When you look at police procedurals nowadays, you're inevitably going to think of something along the lines of 'Criminal Minds', 'Law & Order', maybe even something like 'NCIS' or perhaps even 'The Shield' back in the day.

Running parallel to these, you have the darker stuff like 'True Detective', 'The Wire', 'Homicide: Life On The Street' and the Scandinavian noirs like 'The Killing' and so on. In short, police procedurals are well-served nowadays and there's really something for everyone. Therefore, if you have all the flavours out there, you're going to need something that's bland, middle-of-the-road and not too offensive for anybody.

That's where 'The Good Cop' comes in, a genial and well-meaning police detective series, from the mind behind equally genial and well-meaning police detective series 'Monk'. The story opens with the always likeable Tony Danza being paroled from prison after serving several years on corruption charges. Previously, he was a free-wheeling and gifted NYPD detective who took a few too many backhanders over the years and wound up being caught for it. As part of his parole, he's assigned to live with his fastidious and straight-laced son, played by Josh Groban - yes, the singer Josh Groban - who's also a gifted NYPD detective.

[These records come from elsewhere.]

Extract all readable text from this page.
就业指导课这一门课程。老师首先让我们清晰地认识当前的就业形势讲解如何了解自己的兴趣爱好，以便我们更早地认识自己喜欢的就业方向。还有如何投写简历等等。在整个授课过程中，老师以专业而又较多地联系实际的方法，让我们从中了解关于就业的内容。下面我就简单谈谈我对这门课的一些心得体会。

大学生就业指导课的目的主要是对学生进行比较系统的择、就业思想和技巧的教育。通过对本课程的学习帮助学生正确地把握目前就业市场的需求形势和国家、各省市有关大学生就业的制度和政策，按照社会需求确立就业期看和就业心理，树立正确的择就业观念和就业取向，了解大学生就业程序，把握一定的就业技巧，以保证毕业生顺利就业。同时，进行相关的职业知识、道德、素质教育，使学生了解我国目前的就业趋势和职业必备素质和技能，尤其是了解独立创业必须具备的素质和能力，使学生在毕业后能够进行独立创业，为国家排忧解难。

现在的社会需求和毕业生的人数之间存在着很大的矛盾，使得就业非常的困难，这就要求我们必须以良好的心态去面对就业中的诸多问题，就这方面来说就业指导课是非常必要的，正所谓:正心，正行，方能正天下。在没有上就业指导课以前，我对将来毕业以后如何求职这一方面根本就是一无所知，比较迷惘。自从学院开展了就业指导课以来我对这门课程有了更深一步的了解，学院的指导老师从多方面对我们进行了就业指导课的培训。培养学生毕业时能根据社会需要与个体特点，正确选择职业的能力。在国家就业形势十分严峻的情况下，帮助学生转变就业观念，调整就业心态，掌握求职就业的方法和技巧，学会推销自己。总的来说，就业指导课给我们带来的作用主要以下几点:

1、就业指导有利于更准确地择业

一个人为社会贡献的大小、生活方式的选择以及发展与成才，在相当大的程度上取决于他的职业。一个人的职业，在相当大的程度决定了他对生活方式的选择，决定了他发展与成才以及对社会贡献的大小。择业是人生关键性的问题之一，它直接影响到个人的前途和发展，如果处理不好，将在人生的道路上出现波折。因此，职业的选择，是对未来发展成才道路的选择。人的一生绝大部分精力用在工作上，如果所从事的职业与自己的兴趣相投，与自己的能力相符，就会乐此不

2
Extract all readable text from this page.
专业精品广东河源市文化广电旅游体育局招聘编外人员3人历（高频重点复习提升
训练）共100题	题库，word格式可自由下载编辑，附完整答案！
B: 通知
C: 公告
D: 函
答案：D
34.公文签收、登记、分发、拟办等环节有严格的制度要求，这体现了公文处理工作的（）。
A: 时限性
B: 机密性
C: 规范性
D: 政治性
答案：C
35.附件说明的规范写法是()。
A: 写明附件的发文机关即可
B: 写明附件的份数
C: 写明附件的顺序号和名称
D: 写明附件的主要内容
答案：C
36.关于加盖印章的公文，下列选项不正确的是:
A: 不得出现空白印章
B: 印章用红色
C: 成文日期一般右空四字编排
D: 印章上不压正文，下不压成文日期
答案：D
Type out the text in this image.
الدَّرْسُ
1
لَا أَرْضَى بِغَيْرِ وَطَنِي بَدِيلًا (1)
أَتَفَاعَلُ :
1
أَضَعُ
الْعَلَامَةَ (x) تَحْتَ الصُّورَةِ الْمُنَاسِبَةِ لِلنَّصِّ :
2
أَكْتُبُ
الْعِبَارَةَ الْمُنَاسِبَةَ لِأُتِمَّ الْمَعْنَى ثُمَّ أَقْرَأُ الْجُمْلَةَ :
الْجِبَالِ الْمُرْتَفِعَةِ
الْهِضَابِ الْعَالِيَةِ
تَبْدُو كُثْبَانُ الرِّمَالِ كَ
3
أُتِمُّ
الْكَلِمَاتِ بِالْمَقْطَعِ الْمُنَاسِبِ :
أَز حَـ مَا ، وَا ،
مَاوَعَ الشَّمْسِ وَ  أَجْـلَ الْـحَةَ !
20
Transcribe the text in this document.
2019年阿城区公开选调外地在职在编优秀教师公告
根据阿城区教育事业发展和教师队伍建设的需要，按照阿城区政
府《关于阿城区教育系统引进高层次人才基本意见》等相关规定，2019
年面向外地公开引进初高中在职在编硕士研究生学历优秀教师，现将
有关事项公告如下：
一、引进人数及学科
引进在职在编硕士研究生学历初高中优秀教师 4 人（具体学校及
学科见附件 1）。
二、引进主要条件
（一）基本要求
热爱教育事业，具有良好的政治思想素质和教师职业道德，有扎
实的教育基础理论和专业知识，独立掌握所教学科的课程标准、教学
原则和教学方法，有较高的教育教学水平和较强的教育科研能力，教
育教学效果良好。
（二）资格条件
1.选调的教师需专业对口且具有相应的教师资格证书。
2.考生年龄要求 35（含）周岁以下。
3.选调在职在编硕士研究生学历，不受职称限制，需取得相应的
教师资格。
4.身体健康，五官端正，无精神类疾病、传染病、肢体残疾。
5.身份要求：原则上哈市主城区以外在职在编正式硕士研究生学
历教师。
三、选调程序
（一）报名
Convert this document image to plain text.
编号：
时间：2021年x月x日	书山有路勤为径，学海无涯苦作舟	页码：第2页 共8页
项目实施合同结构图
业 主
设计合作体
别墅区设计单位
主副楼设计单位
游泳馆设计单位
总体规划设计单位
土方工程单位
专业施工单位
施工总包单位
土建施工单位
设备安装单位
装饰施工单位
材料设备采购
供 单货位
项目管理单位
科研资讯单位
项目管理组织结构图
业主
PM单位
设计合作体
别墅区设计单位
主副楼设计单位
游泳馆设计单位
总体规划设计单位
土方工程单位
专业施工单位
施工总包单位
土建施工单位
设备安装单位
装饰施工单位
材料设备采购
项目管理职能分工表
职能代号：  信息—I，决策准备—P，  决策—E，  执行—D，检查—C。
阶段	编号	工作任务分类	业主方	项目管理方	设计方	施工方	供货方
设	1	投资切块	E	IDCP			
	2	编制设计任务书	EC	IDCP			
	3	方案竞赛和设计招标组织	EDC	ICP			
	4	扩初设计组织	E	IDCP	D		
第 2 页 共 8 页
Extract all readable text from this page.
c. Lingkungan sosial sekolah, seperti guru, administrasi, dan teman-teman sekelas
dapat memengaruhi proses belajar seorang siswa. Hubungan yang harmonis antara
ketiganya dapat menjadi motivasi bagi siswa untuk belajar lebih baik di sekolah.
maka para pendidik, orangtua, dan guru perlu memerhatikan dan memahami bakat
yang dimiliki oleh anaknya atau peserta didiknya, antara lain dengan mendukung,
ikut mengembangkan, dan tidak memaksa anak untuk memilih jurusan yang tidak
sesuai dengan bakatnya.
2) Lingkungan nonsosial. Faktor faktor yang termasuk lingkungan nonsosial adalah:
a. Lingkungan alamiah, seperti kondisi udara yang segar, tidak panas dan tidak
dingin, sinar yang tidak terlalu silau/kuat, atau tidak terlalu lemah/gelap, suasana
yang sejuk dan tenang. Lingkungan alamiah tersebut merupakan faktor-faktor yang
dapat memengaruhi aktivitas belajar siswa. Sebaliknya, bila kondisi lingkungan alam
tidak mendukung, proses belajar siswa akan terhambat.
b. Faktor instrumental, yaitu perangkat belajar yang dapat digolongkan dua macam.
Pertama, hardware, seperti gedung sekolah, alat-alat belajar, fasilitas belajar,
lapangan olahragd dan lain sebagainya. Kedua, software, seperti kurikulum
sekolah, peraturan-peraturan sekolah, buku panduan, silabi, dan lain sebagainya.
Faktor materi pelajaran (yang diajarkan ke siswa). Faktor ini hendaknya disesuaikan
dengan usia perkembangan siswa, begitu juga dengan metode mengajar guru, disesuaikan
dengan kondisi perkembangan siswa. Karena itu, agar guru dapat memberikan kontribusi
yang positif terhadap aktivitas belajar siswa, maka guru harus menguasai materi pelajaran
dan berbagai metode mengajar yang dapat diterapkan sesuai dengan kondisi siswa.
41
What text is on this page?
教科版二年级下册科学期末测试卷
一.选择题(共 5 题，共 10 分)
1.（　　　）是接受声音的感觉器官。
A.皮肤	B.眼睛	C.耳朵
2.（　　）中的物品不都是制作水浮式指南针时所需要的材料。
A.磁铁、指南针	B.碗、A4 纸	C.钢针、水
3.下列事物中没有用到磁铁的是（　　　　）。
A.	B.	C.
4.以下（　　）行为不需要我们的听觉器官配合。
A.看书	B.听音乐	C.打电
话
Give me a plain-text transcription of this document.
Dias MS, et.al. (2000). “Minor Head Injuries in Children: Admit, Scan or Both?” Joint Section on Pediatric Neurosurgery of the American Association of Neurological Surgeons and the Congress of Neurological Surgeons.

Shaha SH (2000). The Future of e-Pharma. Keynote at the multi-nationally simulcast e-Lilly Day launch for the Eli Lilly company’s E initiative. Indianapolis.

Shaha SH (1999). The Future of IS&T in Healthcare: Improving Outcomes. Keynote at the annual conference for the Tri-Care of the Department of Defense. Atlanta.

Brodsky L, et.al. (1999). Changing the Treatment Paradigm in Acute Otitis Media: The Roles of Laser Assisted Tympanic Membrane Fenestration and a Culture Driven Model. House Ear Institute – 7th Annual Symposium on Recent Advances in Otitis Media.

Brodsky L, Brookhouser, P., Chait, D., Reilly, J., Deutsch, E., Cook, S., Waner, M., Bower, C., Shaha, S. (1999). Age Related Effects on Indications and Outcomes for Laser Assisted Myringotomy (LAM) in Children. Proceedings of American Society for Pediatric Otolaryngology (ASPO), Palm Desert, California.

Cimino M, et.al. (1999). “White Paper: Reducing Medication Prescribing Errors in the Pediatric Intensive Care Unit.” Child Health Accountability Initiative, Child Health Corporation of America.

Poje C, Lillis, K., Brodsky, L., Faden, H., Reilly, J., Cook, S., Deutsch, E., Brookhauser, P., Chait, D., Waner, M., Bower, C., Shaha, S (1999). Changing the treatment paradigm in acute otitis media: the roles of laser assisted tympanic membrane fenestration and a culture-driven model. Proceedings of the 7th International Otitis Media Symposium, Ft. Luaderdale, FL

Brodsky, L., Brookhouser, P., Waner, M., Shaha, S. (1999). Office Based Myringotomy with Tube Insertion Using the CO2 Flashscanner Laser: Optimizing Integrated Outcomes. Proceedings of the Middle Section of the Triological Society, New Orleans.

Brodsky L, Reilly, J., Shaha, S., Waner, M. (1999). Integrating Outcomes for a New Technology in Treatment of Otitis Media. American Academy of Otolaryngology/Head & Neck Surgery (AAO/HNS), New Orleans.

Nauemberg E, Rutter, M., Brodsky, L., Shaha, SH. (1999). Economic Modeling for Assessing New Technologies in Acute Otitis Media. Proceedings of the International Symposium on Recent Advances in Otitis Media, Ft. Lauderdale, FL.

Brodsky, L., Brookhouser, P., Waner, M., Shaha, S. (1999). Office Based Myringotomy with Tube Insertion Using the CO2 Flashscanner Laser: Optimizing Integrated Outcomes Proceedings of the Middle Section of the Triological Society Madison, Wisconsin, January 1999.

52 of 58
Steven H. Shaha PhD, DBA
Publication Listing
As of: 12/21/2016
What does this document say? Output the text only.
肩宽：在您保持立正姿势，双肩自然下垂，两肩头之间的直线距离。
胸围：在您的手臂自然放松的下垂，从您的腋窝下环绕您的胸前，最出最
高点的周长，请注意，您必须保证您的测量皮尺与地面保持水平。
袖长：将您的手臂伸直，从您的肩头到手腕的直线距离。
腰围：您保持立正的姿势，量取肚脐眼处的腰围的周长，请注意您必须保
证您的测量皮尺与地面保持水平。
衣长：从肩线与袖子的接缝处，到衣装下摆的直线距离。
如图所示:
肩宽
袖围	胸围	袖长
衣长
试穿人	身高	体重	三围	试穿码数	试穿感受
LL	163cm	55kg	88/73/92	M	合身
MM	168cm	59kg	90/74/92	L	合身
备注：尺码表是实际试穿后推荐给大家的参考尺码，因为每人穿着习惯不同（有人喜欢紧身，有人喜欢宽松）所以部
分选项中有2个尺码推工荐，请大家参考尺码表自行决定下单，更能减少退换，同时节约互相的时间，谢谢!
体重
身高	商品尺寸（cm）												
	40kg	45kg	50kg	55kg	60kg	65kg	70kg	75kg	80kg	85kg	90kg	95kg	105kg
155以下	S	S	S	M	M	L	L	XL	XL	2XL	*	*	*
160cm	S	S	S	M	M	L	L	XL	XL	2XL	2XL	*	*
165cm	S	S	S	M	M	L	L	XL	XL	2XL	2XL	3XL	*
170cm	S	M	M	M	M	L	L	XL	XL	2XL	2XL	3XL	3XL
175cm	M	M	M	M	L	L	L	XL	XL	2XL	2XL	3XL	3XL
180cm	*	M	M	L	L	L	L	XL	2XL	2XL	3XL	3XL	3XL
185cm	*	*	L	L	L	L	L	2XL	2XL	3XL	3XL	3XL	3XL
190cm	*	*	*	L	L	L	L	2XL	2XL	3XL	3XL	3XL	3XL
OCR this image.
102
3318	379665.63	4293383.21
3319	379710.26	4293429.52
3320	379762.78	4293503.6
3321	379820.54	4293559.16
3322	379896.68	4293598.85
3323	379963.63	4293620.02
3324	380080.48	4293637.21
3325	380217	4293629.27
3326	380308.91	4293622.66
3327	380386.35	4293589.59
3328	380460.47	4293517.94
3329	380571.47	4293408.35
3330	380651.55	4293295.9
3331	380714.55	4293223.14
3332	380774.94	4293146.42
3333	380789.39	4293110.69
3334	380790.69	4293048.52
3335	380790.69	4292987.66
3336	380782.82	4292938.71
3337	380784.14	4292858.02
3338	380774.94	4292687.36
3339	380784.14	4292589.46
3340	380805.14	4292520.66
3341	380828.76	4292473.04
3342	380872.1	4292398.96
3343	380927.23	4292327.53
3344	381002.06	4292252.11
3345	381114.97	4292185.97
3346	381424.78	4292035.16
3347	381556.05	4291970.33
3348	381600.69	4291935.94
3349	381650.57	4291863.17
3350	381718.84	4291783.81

If this sounds like it's some sort of sitcom setting, that's exactly how the creators of this show want it to feel like. It has a laconic charm, an easygoing nature, there's never anything violent or crazy on the horizon, and all it wistfully rolls along its story until it comes to a relatively predictable conclusion. Each episode poses a question in its title - 'What Is The Supermodel's Secret?', 'Will The Good Cop Bowl 300?', 'Why Kill A Busboy?' - and each question is definitively answered by the end.

In a lot of ways, you have to marvel at how neatly 'The Good Cop' wraps up each and every episode. It's a callback to a time when episodic television needed it so that people could tune in and out as they liked, and so that the story didn't progress any further than it needed to. Tony Danza's of that era; he starred in the likes of 'Taxi', 'Who's The Boss?' and made a career out of playing loveable rogues with broad New York accents, and it's the same thing here. He's doing what he's done countless times before, and he does it so well that it's hard not to enjoy watching him do his thing.

Josh Groban, sadly, is utterly miscast against him and not just because of the 'Odd Couple' dynamic between. While it's difficult to play someone so scrupulous and finicky and then make the audience like them, Groban's performance is flat and lacking in energy to the point where it's just irrelevant - and the supporting cast makes up his shortfall, including Monica Barbaro and 'The Wire' alum Isiah Whitlock Jr.

Ultimately, 'The Good Cop' delivers on what it's set out to do - make a gentle, easygoing cop dramedy that isn't going to shock, horrify or titillate anyone. While there's nothing wrong with that as such, the problem is that it becomes forgettable.